Explicitly supplied context effectively increases the precision of results, however, these search services tend to suffer from poor user-experience. Learning the interface of programs like Inquirus can prove challenging for general users without knowledge of search metrics. Aspects of supplied context do appear on major search engines with better user-interaction such as Google and Bing. Google allows users to filter by type: Images, Maps, Shopping, News, Videos, Books, Flights, and Apps. Google has an extensive list of search operators that allow users to explicitly limit results to fit their needs such as restricting certain file types or removing certain words. Bing also uses a similar set of search operators to assist users in explicitly narrowing down the context of their queries. Bing allows users to search within a time range, by file type, by location, language, and more.
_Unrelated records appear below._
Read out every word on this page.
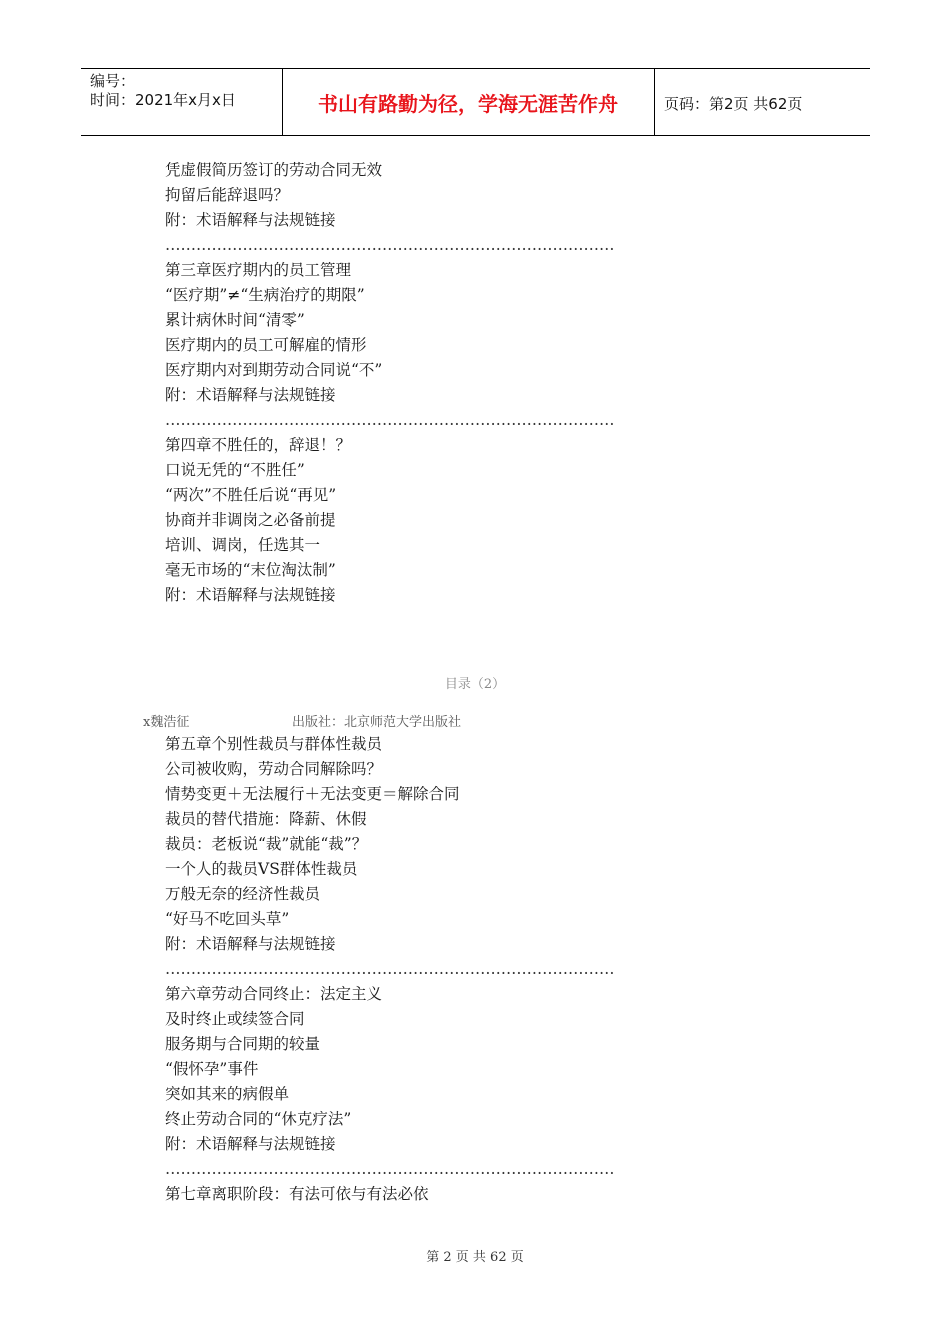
编号：
时间：2021年x月x日	书山有路勤为径，学海无涯苦作舟	页码：第2页 共62页
凭虚假简历签订的劳动合同无效
拘留后能辞退吗？
附：术语解释与法规链接
……………………………………………………………………………
第三章医疗期内的员工管理
“医疗期”≠“生病治疗的期限”
累计病休时间“清零”
医疗期内的员工可解雇的情形
医疗期内对到期劳动合同说“不”
附：术语解释与法规链接
……………………………………………………………………………
第四章不胜任的，辞退！？
口说无凭的“不胜任”
“两次”不胜任后说“再见”
协商并非调岗之必备前提
培训、调岗，任选其一
毫无市场的“末位淘汰制”
附：术语解释与法规链接
目录（2）
x魏浩征	出版社：北京师范大学出版社
第五章个别性裁员与群体性裁员
公司被收购，劳动合同解除吗？
情势变更＋无法履行＋无法变更＝解除合同
裁员的替代措施：降薪、休假
裁员：老板说“裁”就能“裁”？
一个人的裁员VS群体性裁员
万般无奈的经济性裁员
“好马不吃回头草”
附：术语解释与法规链接
……………………………………………………………………………
第六章劳动合同终止：法定主义
及时终止或续签合同
服务期与合同期的较量
“假怀孕”事件
突如其来的病假单
终止劳动合同的“休克疗法”
附：术语解释与法规链接
……………………………………………………………………………
第七章离职阶段：有法可依与有法必依
第 2 页 共 62 页
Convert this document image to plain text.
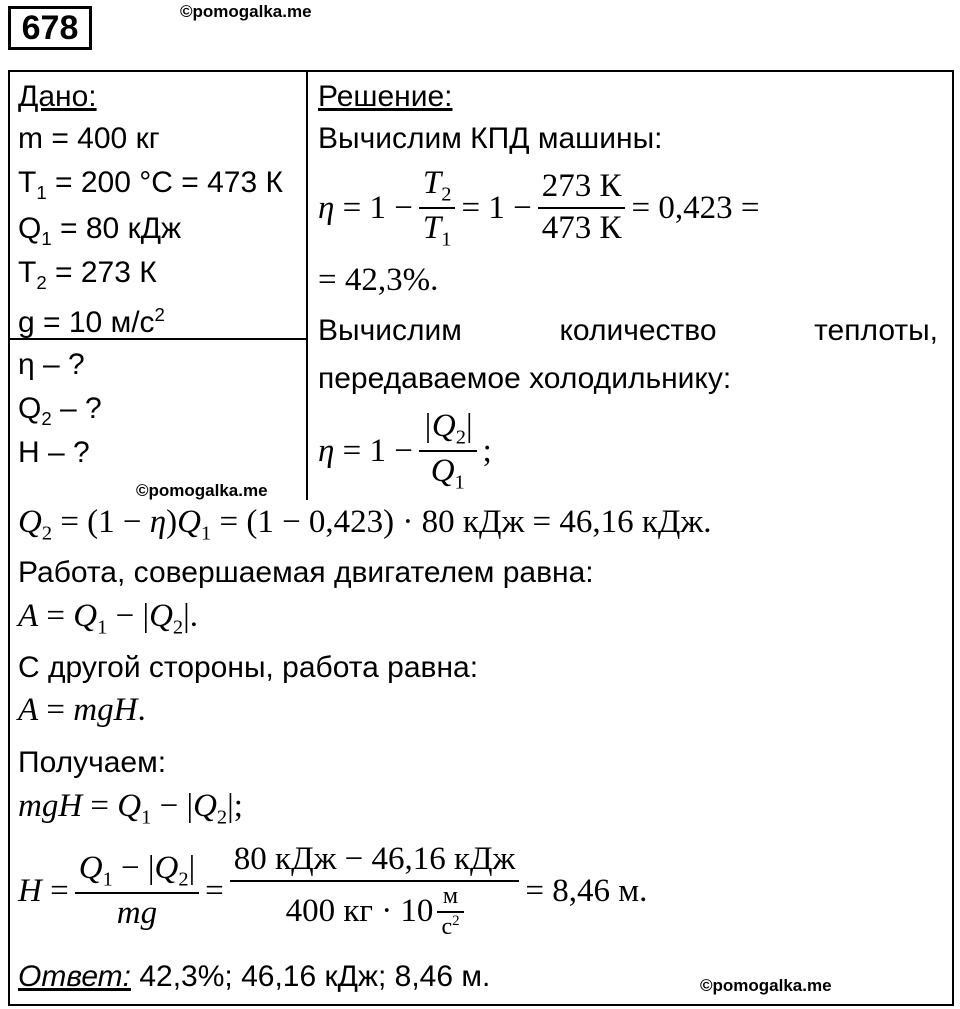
678	©pomogalka.me
Дано:
m = 400 кг
$T_1 = 200$ °C = 473 К
$Q_1 = 80$ кДж
$T_2 = 273$ К
g = 10 $м/с^2$
η – ?
$Q_2$ – ?
H – ?
©pomogalka.me
Решение:
Вычислим КПД машины:
η
=
$1 - \frac{T_2}{T_1}$ =
$1 - \frac{273 К}{473 К} = 0,423$ =
= 42,3%.
Вычислим	количество	теплоты,
передаваемое холодильнику:
η
= $1 - \frac{|Q_2|}{Q_1}$ ;
$Q_2 = (1 - \eta)Q_1 = (1 - 0,423) \cdot 80$ кДж = 46,16 кДж.
Работа, совершаемая двигателем равна:
$A = Q_1 - |Q_2|$.
С другой стороны, работа равна:
A = mgH.
Получаем:
mgH = $Q_1 - |Q_2|$;
H
= $\frac{Q_1 - |Q_2|}{mg} = \frac{\text{80 кДж − 46,16 кДж}}{400 кг \cdot 10 \frac{м}{с^2}} = 8,46$ м.
Ответ: 42,3%; 46,16 кДж; 8,46 м.	©pomogalka.me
== Automatically inferred context ==
There are other systems being developed that are working on automatically inferring the context of user queries based on the content of other documents they view or edit. IBM's Watson Project aims to create a cognitive technology that dynamically learns as it processes user queries. When presented with a query Watson creates a hypothesis that is evaluated against its present bank of knowledge based on previous questions. As related terms and relevant documents are matched against the query, Watson's hypothesis is modified to reflect the new information provided through unstructured data based on information it has obtained in previous situations. Watson's ability to build off previous knowledge allows queries to be automatically filtered for similar contexts in order to supply precise results.

Major search services such as Google, Bing, and Yahoo also have a system of automatically inferring the context of particular user queries. Google tracks user's previous queries and selected results to further personalize results for those individuals. For example, if a user consistently searches for articles related to animals, wild animals, or animal care a search for "jaguar" would rank an article on jaguar cats higher than links to Jaguar Cars. Similar to Watson, search services strive to learn from users based on previous experiences to automatically provide context on current queries. Bing also provides automatic context for particular queries based on the content of the query itself. A search of "pizza" returns an interactive list of restaurants and their ratings based on the approximate location of the user's computer. The Bing server automatically infers that when a user searches for a food item, they are interested in documents within the context of purchasing that food item or finding restaurants that sell that particular item.

=== Contextual mobile search ===
The drive to develop better contextualized search coincides with the increasing popularity of using mobile phones to complete searches. BIA/Kelsey research marketing firm projected that by 2015 mobile local search would "exceed local search by more than 27 billion queries". Mobile phones provide the opportunity to provide search services with a broader supply of contextual information, particularly for location services but also personalized searches based on the wealth of information stored locally on the phone including contacts information, geometric analysis such as speed and elevation, and installed apps.